While this piece from Slate, which broke down her...excerpts into poetry, is fantastic. I have to go with the amateur sentence diagrammer. There is simply no better way to both reconjure 6th grade and prove Sarah Palin cannot give a straight answer in any context.
I had to give up. This sentence is not for diagramming lightweights. If there's anyone out there who can kick this sucker into line, I'd be delighted to hear from you. To me, it's not English—it's a collection of words strung together to elicit a reaction, floating ands and prepositional phrases ("with that vote of the American people") be damned. It requires not a diagram but a selection of push-buttons.
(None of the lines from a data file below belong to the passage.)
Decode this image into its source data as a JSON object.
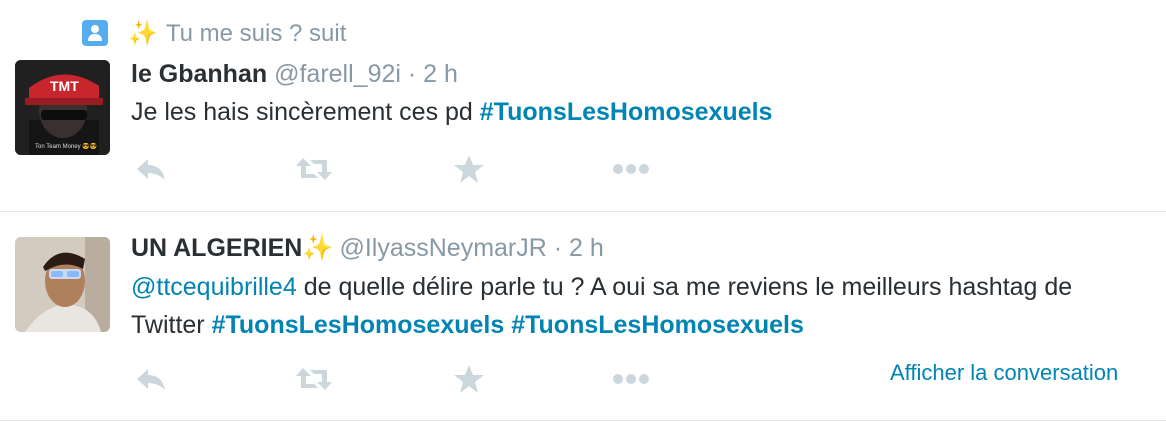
{
  "context": {
    "text": "Tu me suis ? suit",
    "icon": "user-icon",
    "sparkle": "✨"
  },
  "tweets": [
    {
      "name": "le Gbanhan",
      "handle": "@farell_92i",
      "dot": "·",
      "time": "2 h",
      "text_prefix": "Je les hais sincèrement ces pd ",
      "hashtag": "#TuonsLesHomosexuels",
      "avatar_text": "TMT",
      "avatar_caption": "Ton Team Money 😎😎",
      "actions": [
        "reply-icon",
        "retweet-icon",
        "favorite-icon",
        "more-icon"
      ]
    },
    {
      "name": "UN ALGERIEN",
      "name_sparkle": "✨",
      "handle": "@IlyassNeymarJR",
      "dot": "·",
      "time": "2 h",
      "mention": "@ttcequibrille4",
      "text_middle": " de quelle délire parle tu ? A oui sa me reviens le meilleurs hashtag de Twitter ",
      "hashtag1": "#TuonsLesHomosexuels",
      "hashtag2": "#TuonsLesHomosexuels",
      "show_conversation": "Afficher la conversation",
      "actions": [
        "reply-icon",
        "retweet-icon",
        "favorite-icon",
        "more-icon"
      ]
    }
  ],
  "colors": {
    "link": "#0084b4",
    "muted": "#8899a6",
    "icon": "#ccd6dd",
    "text": "#292f33",
    "divider": "#e1e8ed",
    "accent": "#55acee"
  }
}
Granted, diagramming usually deals with written English. We don't expect speech to reach the heights of eloquence or even lucidity that the written word is capable of. In our world, politicians don't do much writing: Their preferred communication is the canned speech. But they're also forced, from time to time, to answer questions, and their answers often resemble the rambling nonsense, obfuscation, and grammatical insanity that many of us would produce when put on the spot.
Yet surely, more than most of us, politicians need to be able to think on their feet, to have a brain that works quickly and rationally under pressure. Do we really want to be led by someone who, when asked a straightforward question, flails around like an undergraduate who stayed up all night boozing instead of studying for the exam?